State of emergency declared as extreme cold kills highlanders

09 September 2013

A state of emergency was declared across southern Peru in late August as freezing weather affected tens of thousands of people living in some of the country’s poorest regions.

Highland communities faced heavy snow and the lowest temperatures experienced for years. Six people died and thousands more suffered health problems. The Puno region has recorded over 17,000 cases of acute respiratory infections, such as pneumonia, already in 2013. Children and the elderly are most at risk. Tens of thousands of livestock animals have been killed by the extreme cold, which has also left crops ruined.
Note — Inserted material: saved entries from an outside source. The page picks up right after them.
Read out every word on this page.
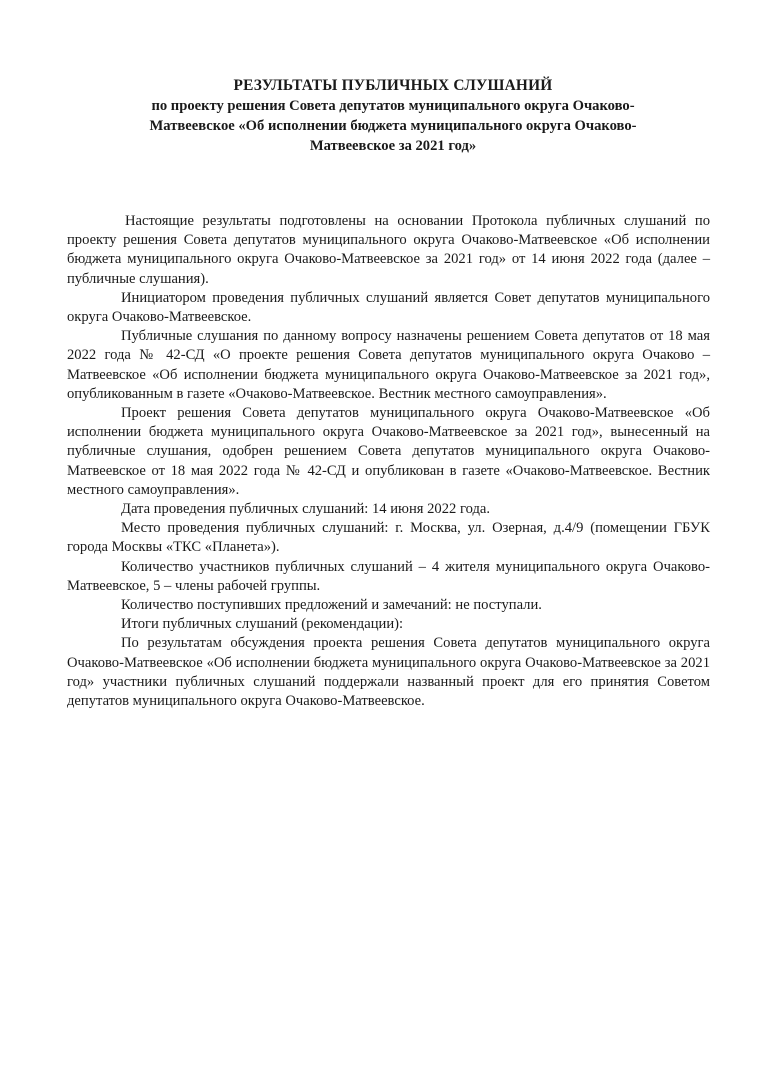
РЕЗУЛЬТАТЫ ПУБЛИЧНЫХ СЛУШАНИЙ
по проекту решения Совета депутатов муниципального округа Очаково-
Матвеевское «Об исполнении бюджета муниципального округа Очаково-
Матвеевское за 2021 год»

Настоящие результаты подготовлены на основании Протокола публичных слушаний по проекту решения Совета депутатов муниципального округа Очаково-Матвеевское «Об исполнении бюджета муниципального округа Очаково-Матвеевское за 2021 год» от 14 июня 2022 года (далее – публичные слушания).

Инициатором проведения публичных слушаний является Совет депутатов муниципального округа Очаково-Матвеевское.

Публичные слушания по данному вопросу назначены решением Совета депутатов от 18 мая 2022 года № 42-СД «О проекте решения Совета депутатов муниципального округа Очаково – Матвеевское «Об исполнении бюджета муниципального округа Очаково-Матвеевское за 2021 год», опубликованным в газете «Очаково-Матвеевское. Вестник местного самоуправления».

Проект решения Совета депутатов муниципального округа Очаково-Матвеевское «Об исполнении бюджета муниципального округа Очаково-Матвеевское за 2021 год», вынесенный на публичные слушания, одобрен решением Совета депутатов муниципального округа Очаково-Матвеевское от 18 мая 2022 года № 42-СД и опубликован в газете «Очаково-Матвеевское. Вестник местного самоуправления».

Дата проведения публичных слушаний: 14 июня 2022 года.

Место проведения публичных слушаний: г. Москва, ул. Озерная, д.4/9 (помещении ГБУК города Москвы «ТКС «Планета»).

Количество участников публичных слушаний – 4 жителя муниципального округа Очаково-Матвеевское, 5 – члены рабочей группы.

Количество поступивших предложений и замечаний: не поступали.

Итоги публичных слушаний (рекомендации):

По результатам обсуждения проекта решения Совета депутатов муниципального округа Очаково-Матвеевское «Об исполнении бюджета муниципального округа Очаково-Матвеевское за 2021 год» участники публичных слушаний поддержали названный проект для его принятия Советом депутатов муниципального округа Очаково-Матвеевское.
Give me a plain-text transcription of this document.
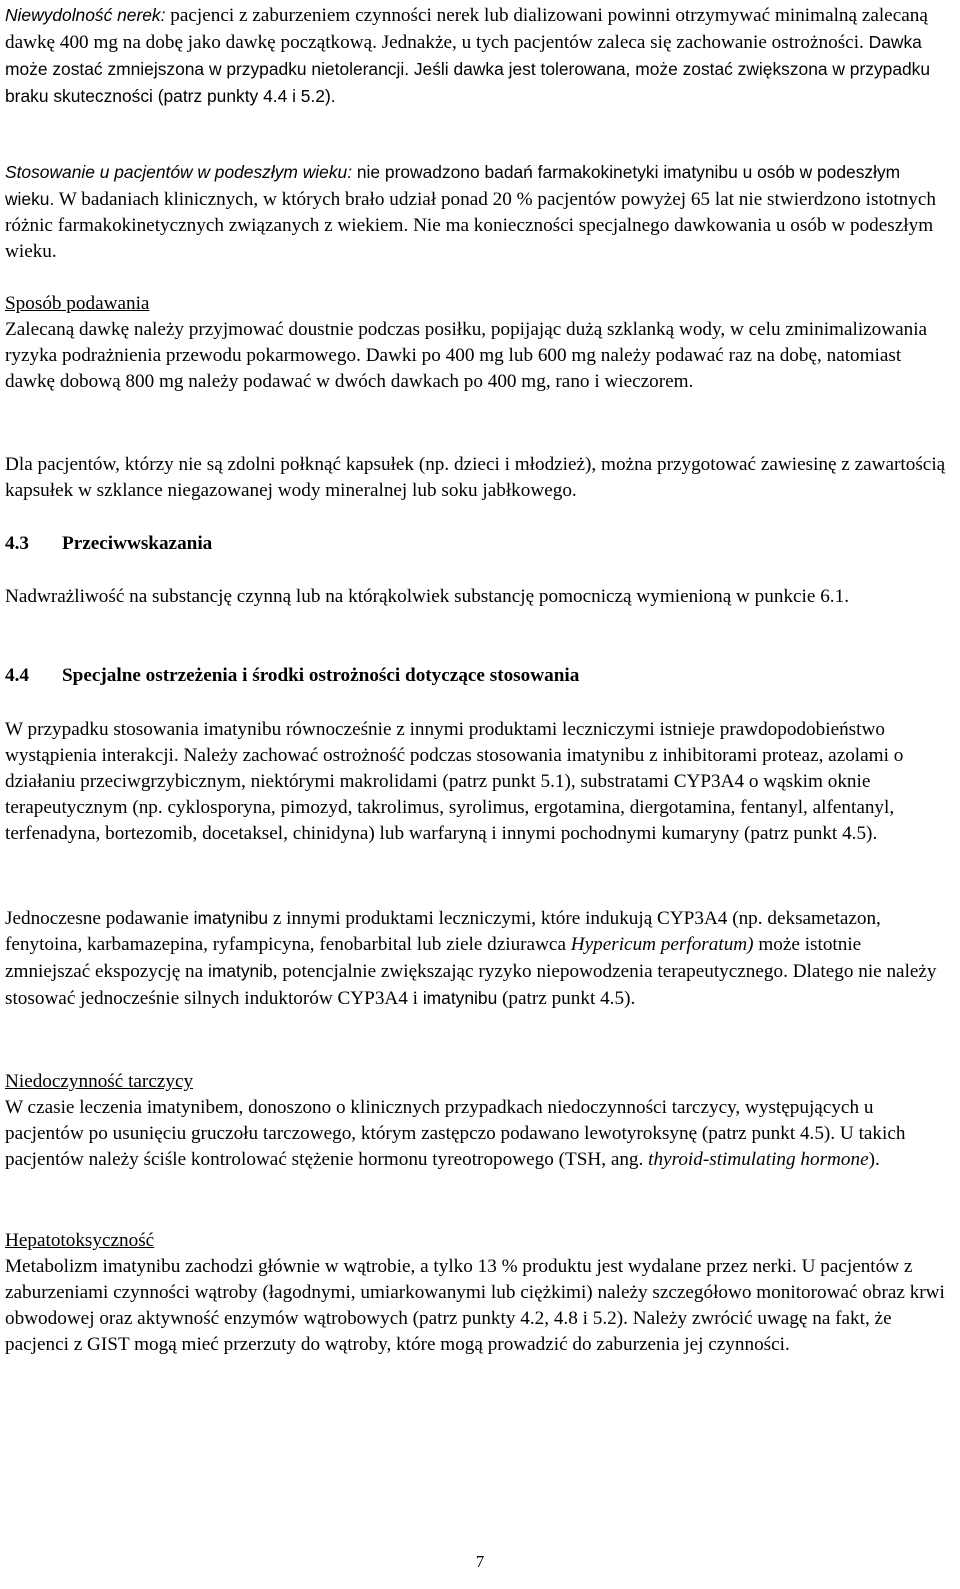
Niewydolność nerek: pacjenci z zaburzeniem czynności nerek lub dializowani powinni otrzymywać minimalną zalecaną dawkę 400 mg na dobę jako dawkę początkową. Jednakże, u tych pacjentów zaleca się zachowanie ostrożności. Dawka może zostać zmniejszona w przypadku nietolerancji. Jeśli dawka jest tolerowana, może zostać zwiększona w przypadku braku skuteczności (patrz punkty 4.4 i 5.2).

Stosowanie u pacjentów w podeszłym wieku: nie prowadzono badań farmakokinetyki imatynibu u osób w podeszłym wieku. W badaniach klinicznych, w których brało udział ponad 20 % pacjentów powyżej 65 lat nie stwierdzono istotnych różnic farmakokinetycznych związanych z wiekiem. Nie ma konieczności specjalnego dawkowania u osób w podeszłym wieku.

Sposób podawania

Zalecaną dawkę należy przyjmować doustnie podczas posiłku, popijając dużą szklanką wody, w celu zminimalizowania ryzyka podrażnienia przewodu pokarmowego. Dawki po 400 mg lub 600 mg należy podawać raz na dobę, natomiast dawkę dobową 800 mg należy podawać w dwóch dawkach po 400 mg, rano i wieczorem.

Dla pacjentów, którzy nie są zdolni połknąć kapsułek (np. dzieci i młodzież), można przygotować zawiesinę z zawartością kapsułek w szklance niegazowanej wody mineralnej lub soku jabłkowego.

4.3 Przeciwwskazania

Nadwrażliwość na substancję czynną lub na którąkolwiek substancję pomocniczą wymienioną w punkcie 6.1.

4.4 Specjalne ostrzeżenia i środki ostrożności dotyczące stosowania

W przypadku stosowania imatynibu równocześnie z innymi produktami leczniczymi istnieje prawdopodobieństwo wystąpienia interakcji. Należy zachować ostrożność podczas stosowania imatynibu z inhibitorami proteaz, azolami o działaniu przeciwgrzybicznym, niektórymi makrolidami (patrz punkt 5.1), substratami CYP3A4 o wąskim oknie terapeutycznym (np. cyklosporyna, pimozyd, takrolimus, syrolimus, ergotamina, diergotamina, fentanyl, alfentanyl, terfenadyna, bortezomib, docetaksel, chinidyna) lub warfaryną i innymi pochodnymi kumaryny (patrz punkt 4.5).

Jednoczesne podawanie imatynibu z innymi produktami leczniczymi, które indukują CYP3A4 (np. deksametazon, fenytoina, karbamazepina, ryfampicyna, fenobarbital lub ziele dziurawca Hypericum perforatum) może istotnie zmniejszać ekspozycję na imatynib, potencjalnie zwiększając ryzyko niepowodzenia terapeutycznego. Dlatego nie należy stosować jednocześnie silnych induktorów CYP3A4 i imatynibu (patrz punkt 4.5).

Niedoczynność tarczycy

W czasie leczenia imatynibem, donoszono o klinicznych przypadkach niedoczynności tarczycy, występujących u pacjentów po usunięciu gruczołu tarczowego, którym zastępczo podawano lewotyroksynę (patrz punkt 4.5). U takich pacjentów należy ściśle kontrolować stężenie hormonu tyreotropowego (TSH, ang. thyroid-stimulating hormone).

Hepatotoksyczność

Metabolizm imatynibu zachodzi głównie w wątrobie, a tylko 13 % produktu jest wydalane przez nerki. U pacjentów z zaburzeniami czynności wątroby (łagodnymi, umiarkowanymi lub ciężkimi) należy szczegółowo monitorować obraz krwi obwodowej oraz aktywność enzymów wątrobowych (patrz punkty 4.2, 4.8 i 5.2). Należy zwrócić uwagę na fakt, że pacjenci z GIST mogą mieć przerzuty do wątroby, które mogą prowadzić do zaburzenia jej czynności.

7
Oxfam’s country coordinator, Frank Boeren, linked the freeze to climate change: “The people at these high altitudes say that year after year the climate impacts are becoming stronger. The climate is more extreme and unpredictable.”

The Peruvian highlands are experiencing less rainfall and higher temperatures compared to a few decades ago. Water scarcity is pushing communities to move their livestock to higher altitude pastures, which face a greater risk of extreme cold.

The ten regions affected were Puno, Huancavelica, Cusco, Junín, Arequipa, Tacna, Moquegua, Ayacucho and Pasco.

The Ministry of Agriculture pledged US$7.1 million for emergency medical and farming supplies, as well as insurance for smallholder farmers. However Oxfam has said there remains a need for greater regional and local budgeting for disaster risk reduction.